6. The method of any one of claims 1-5, wherein the characterization formula is:

7. The method of any one of claims 1-5, wherein the characterization formula is:

wherein s is _t+1 To select the state, S _B ＝[s _t-k+1 ，s _t-k+2 ，...，s _t-1 ，s _t ]Sequence of environmental states, psi(s), formed for the k environmental states in sequence before the selected state _t+1 ) To select a selected feature of a state, r _i (ψ(s _t+1 )，ψ(S _B ) Representing a sequence S of environmental states _B The distance from the environment feature which is farthest from the selected feature to the selected feature in the k environment features closest to the selected feature, wherein the environment feature is the feature of the environment state; r is _max (ψ(s _t+1 )，ψ(S _B ) Representing a sequence S of environmental states _B And the distance from the environment feature which is farthest from the selected feature to the selected feature in k environment features which are closest to the selected feature, wherein k and i are natural numbers, and i is not more than k.

8. The method of claim 7, wherein the selected features and the environmental features are obtained by training a feature transformation model, and the feature transformation model is obtained by training the following steps:

performing feature transformation on the selected state and an environment state adjacent to the selected state in the environment state sequence to obtain a selected feature and an adjacent feature;

sending the environmental state adjacent to the selected state to the intelligent agent to obtain the behavior state output by the intelligent agent;

obtaining a predicted value of the selected feature based on the behavior state and the adjacent feature;

obtaining a predicted value of the behavior state based on the adjacent feature and the selected feature;

and adjusting parameters of the feature transformation network based on the predicted value of the selected feature, the predicted value of the behavior state and the behavior state to obtain a feature transformation model.

9. The method of claim 1, wherein the agent comprises an autonomous vehicle, the environmental state comprises an operational state of the autonomous vehicle;

the method further comprises the following steps: determining a behavioral state of the autonomous vehicle based on the selected state and the intrinsic reward.

10. A data processing apparatus, the apparatus comprising:

the intelligent agent selecting unit is configured to select the environment state of the environment where the intelligent agent is located at the current moment as a selected state;

a determining unit configured to determine a set number of environmental states in order before the selected state;

a dimension characterization unit configured to determine a characterization formula for estimating a local intrinsic dimension of the selected state based on the selected state and a set number of environmental states, the local intrinsic dimension being a mathematical quantity that measures a dimension of a state space;

a computing unit configured to compute an intrinsic reward for directing the agent to act based on the characterization formula.

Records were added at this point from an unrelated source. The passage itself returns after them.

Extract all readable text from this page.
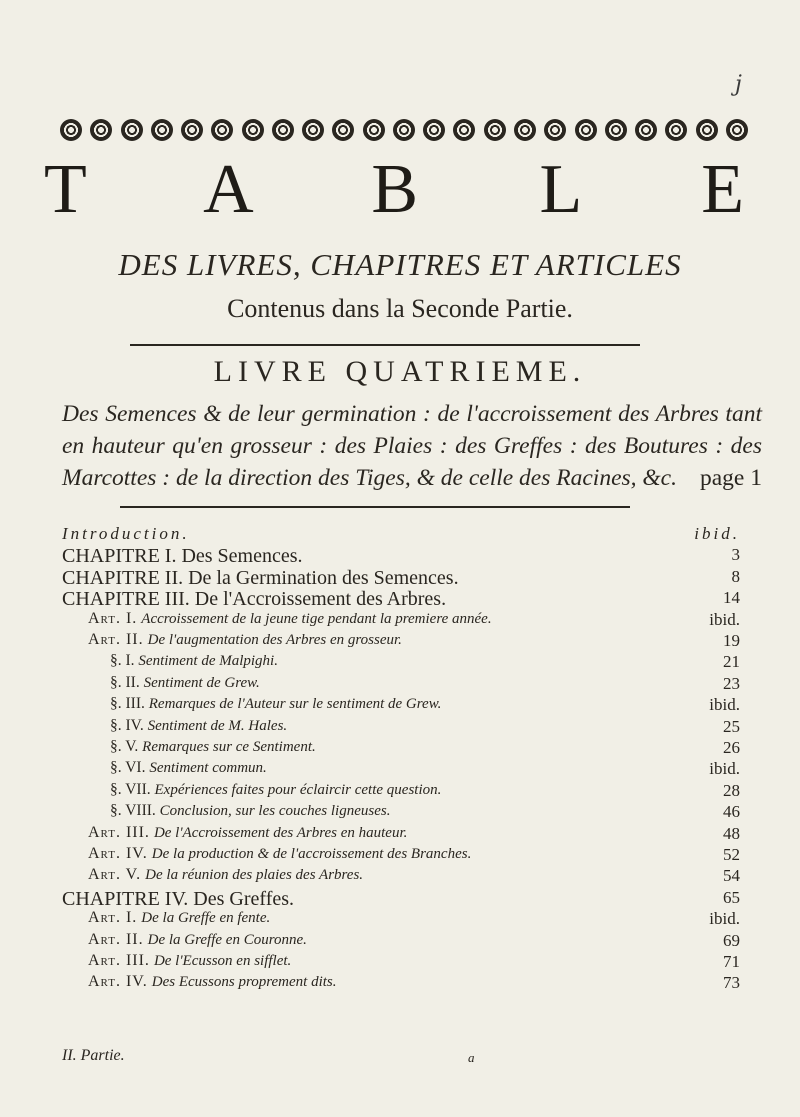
j
T A B L E
DES LIVRES, CHAPITRES ET ARTICLES
Contenus dans la Seconde Partie.
LIVRE QUATRIEME.
Des Semences & de leur germination : de l'accroissement des Arbres tant en hauteur qu'en grosseur : des Plaies : des Greffes : des Boutures : des Marcottes : de la direction des Tiges, & de celle des Racines, &c. page 1
Introduction.	ibid.
CHAPITRE I. Des Semences.	3
CHAPITRE II. De la Germination des Semences.	8
CHAPITRE III. De l'Accroissement des Arbres.	14
Art. I. Accroissement de la jeune tige pendant la premiere année.	ibid.
Art. II. De l'augmentation des Arbres en grosseur.	19
§. I. Sentiment de Malpighi.	21
§. II. Sentiment de Grew.	23
§. III. Remarques de l'Auteur sur le sentiment de Grew.	ibid.
§. IV. Sentiment de M. Hales.	25
§. V. Remarques sur ce Sentiment.	26
§. VI. Sentiment commun.	ibid.
§. VII. Expériences faites pour éclaircir cette question.	28
§. VIII. Conclusion, sur les couches ligneuses.	46
Art. III. De l'Accroissement des Arbres en hauteur.	48
Art. IV. De la production & de l'accroissement des Branches.	52
Art. V. De la réunion des plaies des Arbres.	54
CHAPITRE IV. Des Greffes.	65
Art. I. De la Greffe en fente.	ibid.
Art. II. De la Greffe en Couronne.	69
Art. III. De l'Ecusson en sifflet.	71
Art. IV. Des Ecussons proprement dits.	73
II. Partie.	a
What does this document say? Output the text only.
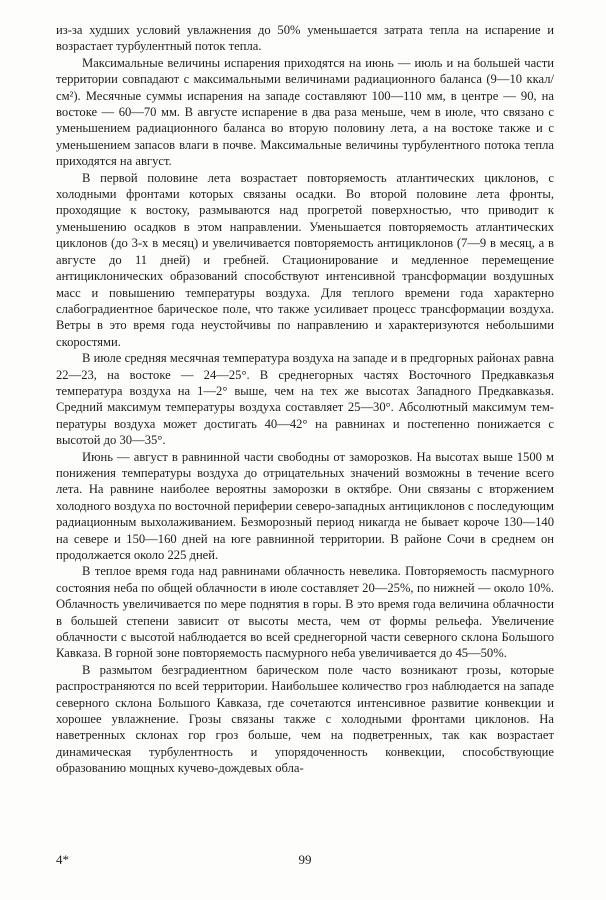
из-за худших условий увлажнения до 50% уменьшается затрата тепла на испарение и возрастает турбулентный поток тепла.

Максимальные величины испарения приходятся на июнь — июль и на большей части территории совпадают с максимальными величинами радиационного баланса (9—10 ккал/см²). Месячные суммы испарения на западе составляют 100—110 мм, в центре — 90, на востоке — 60—70 мм. В августе испарение в два раза меньше, чем в июле, что связано с уменьшением радиационного баланса во вторую половину лета, а на востоке также и с уменьшением запасов влаги в почве. Максимальные величины турбулентного потока тепла приходятся на август.

В первой половине лета возрастает повторяемость атлантических циклонов, с холодными фронтами которых связаны осадки. Во второй половине лета фронты, проходящие к востоку, размываются над прогретой поверхностью, что приводит к уменьшению осадков в этом направлении. Уменьшается повторяемость атлантических циклонов (до 3-х в месяц) и увеличивается повторяемость антициклонов (7—9 в месяц, а в августе до 11 дней) и гребней. Стационирование и медленное перемещение антициклонических образований способствуют интенсивной трансформации воздушных масс и повышению температуры воздуха. Для теплого времени года характерно слабоградиентное барическое поле, что также усиливает процесс трансформации воздуха. Ветры в это время года неустойчивы по направлению и характеризуются небольшими скоростями.

В июле средняя месячная температура воздуха на западе и в предгорных районах равна 22—23, на востоке — 24—25°. В среднегорных частях Восточного Предкавказья температура воздуха на 1—2° выше, чем на тех же высотах Западного Предкавказья. Средний максимум температуры воздуха составляет 25—30°. Абсолютный максимум температуры воздуха может достигать 40—42° на равнинах и постепенно понижается с высотой до 30—35°.

Июнь — август в равнинной части свободны от заморозков. На высотах выше 1500 м понижения температуры воздуха до отрицательных значений возможны в течение всего лета. На равнине наиболее вероятны заморозки в октябре. Они связаны с вторжением холодного воздуха по восточной периферии северо-западных антициклонов с последующим радиационным выхолаживанием. Безморозный период никагда не бывает короче 130—140 на севере и 150—160 дней на юге равнинной территории. В районе Сочи в среднем он продолжается около 225 дней.

В теплое время года над равнинами облачность невелика. Повторяемость пасмурного состояния неба по общей облачности в июле составляет 20—25%, по нижней — около 10%. Облачность увеличивается по мере поднятия в горы. В это время года величина облачности в большей степени зависит от высоты места, чем от формы рельефа. Увеличение облачности с высотой наблюдается во всей среднегорной части северного склона Большого Кавказа. В горной зоне повторяемость пасмурного неба увеличивается до 45—50%.

В размытом безградиентном барическом поле часто возникают грозы, которые распространяются по всей территории. Наибольшее количество гроз наблюдается на западе северного склона Большого Кавказа, где сочетаются интенсивное развитие конвекции и хорошее увлажнение. Грозы связаны также с холодными фронтами циклонов. На наветренных склонах гор гроз больше, чем на подветренных, так как возрастает динамическая турбулентность и упорядоченность конвекции, способствующие образованию мощных кучево-дождевых обла-

4*	99
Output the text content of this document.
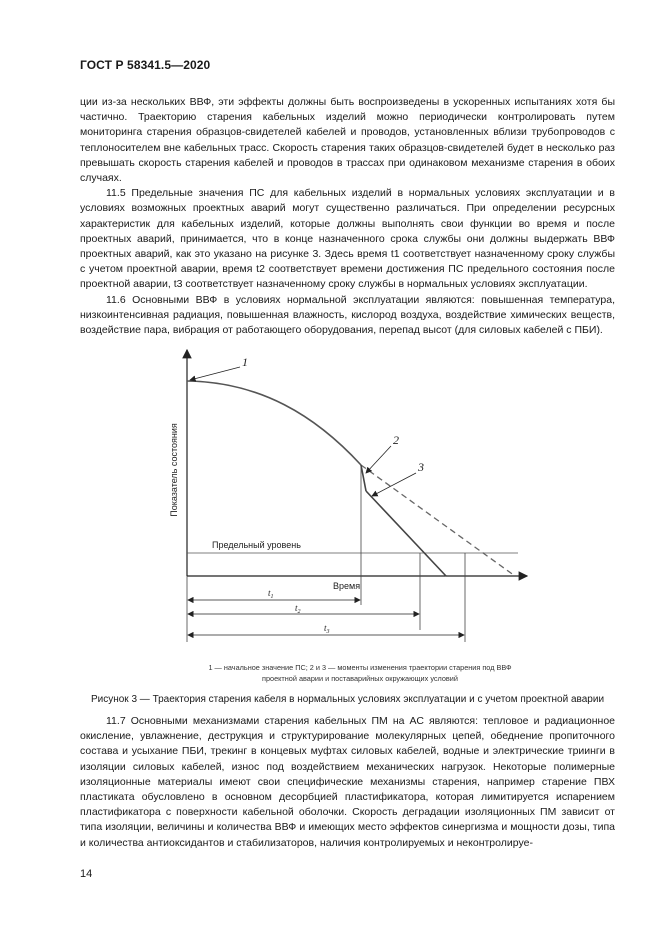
ГОСТ Р 58341.5—2020

ции из-за нескольких ВВФ, эти эффекты должны быть воспроизведены в ускоренных испытаниях хотя бы частично. Траекторию старения кабельных изделий можно периодически контролировать путем мониторинга старения образцов-свидетелей кабелей и проводов, установленных вблизи трубопроводов с теплоносителем вне кабельных трасс. Скорость старения таких образцов-свидетелей будет в несколько раз превышать скорость старения кабелей и проводов в трассах при одинаковом механизме старения в обоих случаях.

11.5 Предельные значения ПС для кабельных изделий в нормальных условиях эксплуатации и в условиях возможных проектных аварий могут существенно различаться. При определении ресурсных характеристик для кабельных изделий, которые должны выполнять свои функции во время и после проектных аварий, принимается, что в конце назначенного срока службы они должны выдержать ВВФ проектных аварий, как это указано на рисунке 3. Здесь время t1 соответствует назначенному сроку службы с учетом проектной аварии, время t2 соответствует времени достижения ПС предельного состояния после проектной аварии, t3 соответствует назначенному сроку службы в нормальных условиях эксплуатации.

11.6 Основными ВВФ в условиях нормальной эксплуатации являются: повышенная температура, низкоинтенсивная радиация, повышенная влажность, кислород воздуха, воздействие химических веществ, воздействие пара, вибрация от работающего оборудования, перепад высот (для силовых кабелей с ПБИ).

Показатель состояния
Предельный уровень
1
2
3
Время
$t_1$
$t_2$
$t_3$
1 — начальное значение ПС; 2 и 3 — моменты изменения траектории старения под ВВФ
проектной аварии и поставарийных окружающих условий
Рисунок 3 — Траектория старения кабеля в нормальных условиях эксплуатации и с учетом проектной аварии

11.7 Основными механизмами старения кабельных ПМ на АС являются: тепловое и радиационное окисление, увлажнение, деструкция и структурирование молекулярных цепей, обеднение пропиточного состава и усыхание ПБИ, трекинг в концевых муфтах силовых кабелей, водные и электрические триинги в изоляции силовых кабелей, износ под воздействием механических нагрузок. Некоторые полимерные изоляционные материалы имеют свои специфические механизмы старения, например старение ПВХ пластиката обусловлено в основном десорбцией пластификатора, которая лимитируется испарением пластификатора с поверхности кабельной оболочки. Скорость деградации изоляционных ПМ зависит от типа изоляции, величины и количества ВВФ и имеющих место эффектов синергизма и мощности дозы, типа и количества антиоксидантов и стабилизаторов, наличия контролируемых и неконтролируе-

14
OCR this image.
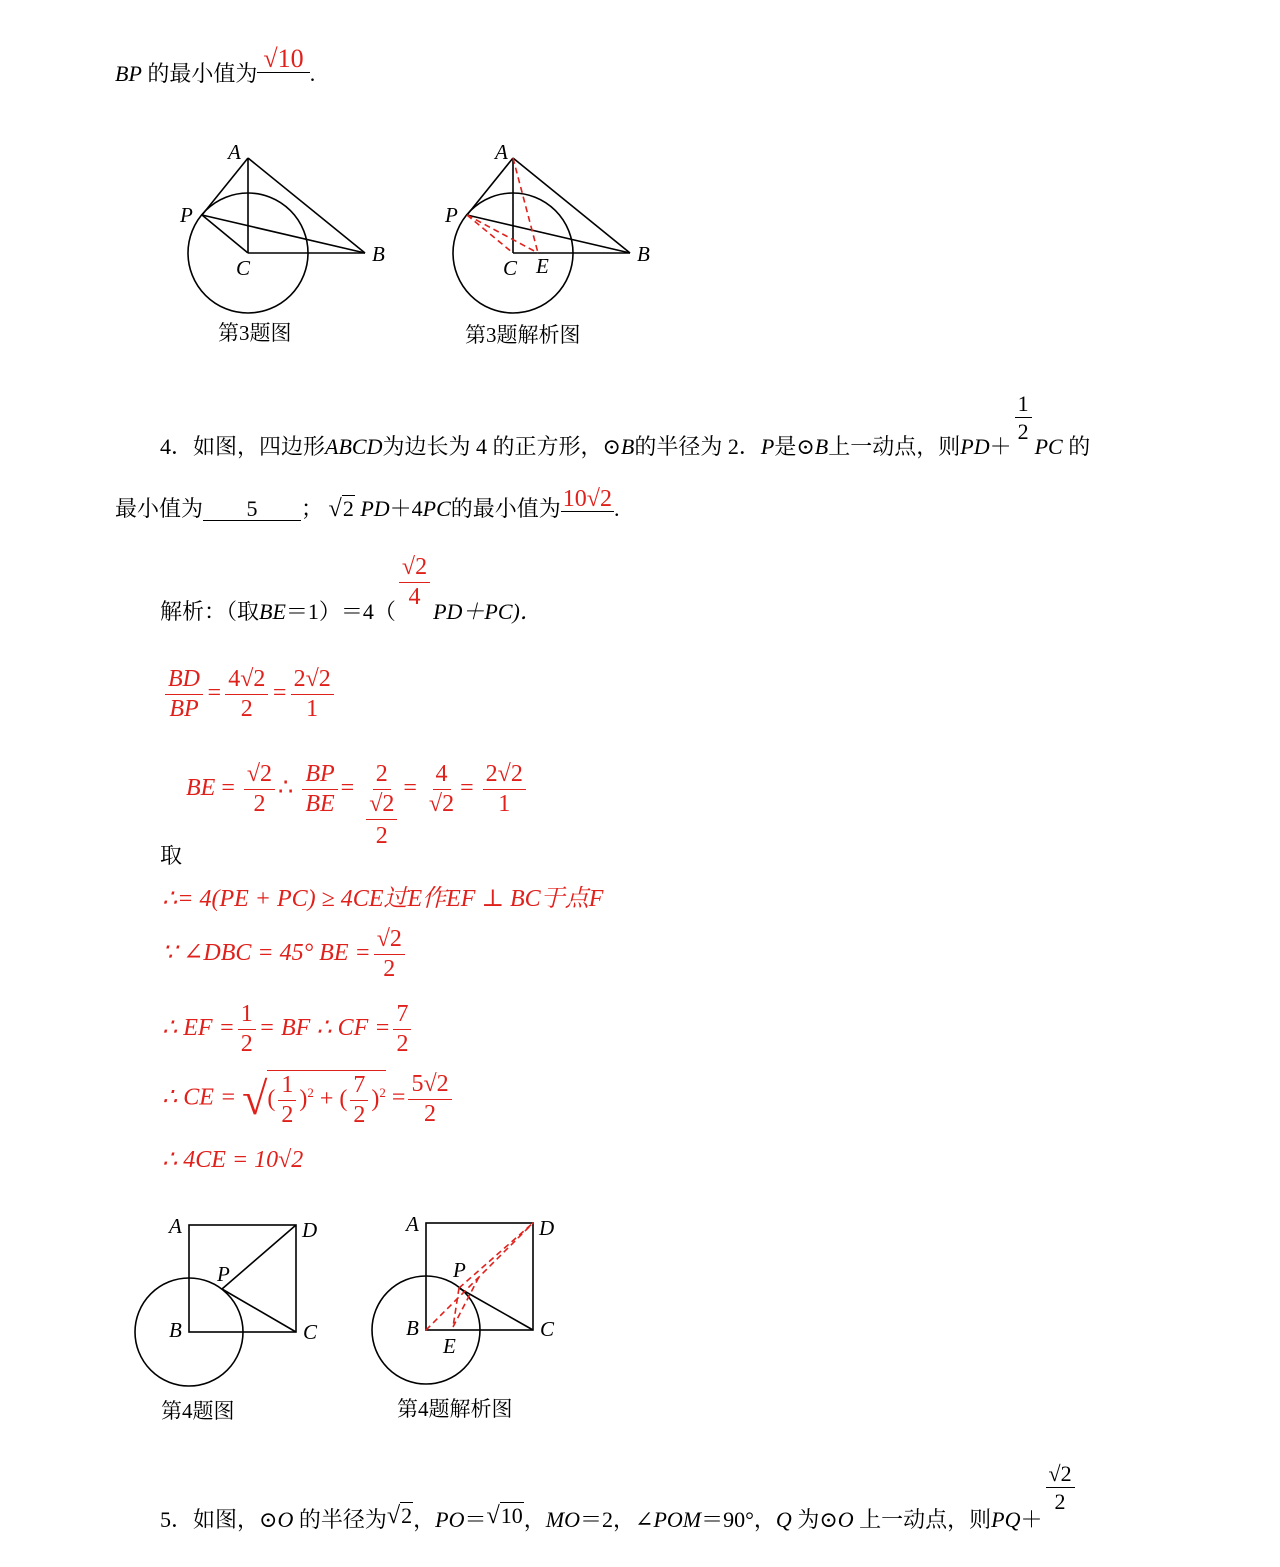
BP 的最小值为√10.
A
P
B
C
第3题图
A
P
B
C E
第3题解析图
4．如图，四边形ABCD为边长为 4 的正方形，⊙B的半径为 2．P是⊙B上一动点，则PD＋
$\frac{1}{2}$
PC 的
最小值为 5 ； √2 PD＋4PC的最小值为10√2.
解析：（取BE＝1）＝4（
$\frac{√2}{4}$
PD＋PC)．
$\frac{BD}{BP} = \frac{4√2}{2} = \frac{2√2}{1}$
BE = $\frac{√2}{2}$ ∴ $\frac{BP}{BE} = 2$
√2
$2 = \frac{4}{√2} = \frac{2√2}{1}$
取
∴= 4(PE + PC) ≥ 4CE过E作EF ⊥ BC于点F
∵ ∠DBC = 45° BE = $\frac{√2}{2}$
∴ EF = $\frac{1}{2}$ = BF ∴ CF = $\frac{7}{2}$
∴ CE = √( $\frac{1}{2} )^2$ + ( $\frac{7}{2} )^2 = \frac{5√2}{2}$
∴ 4CE = 10√2
A	D
P
B	C
第4题图
A	D
P
B	C
E
第4题解析图
5．如图，⊙O 的半径为√2，PO＝√10，MO＝2，∠POM＝90°，Q 为⊙O 上一动点，则PQ＋
$\frac{√2}{2}$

11. An electronic device, comprising:

one or more processors;

a storage device having one or more programs stored thereon;

when executed by the one or more processors, cause the one or more processors to implement the method of any one of claims 1-9.

12. A computer-readable medium, on which a computer program is stored which, when being executed by a processor, carries out the method according to any one of claims 1-9.

13. A computer program product comprising a computer program which, when executed by a processor, implements the method of any one of claims 1-9.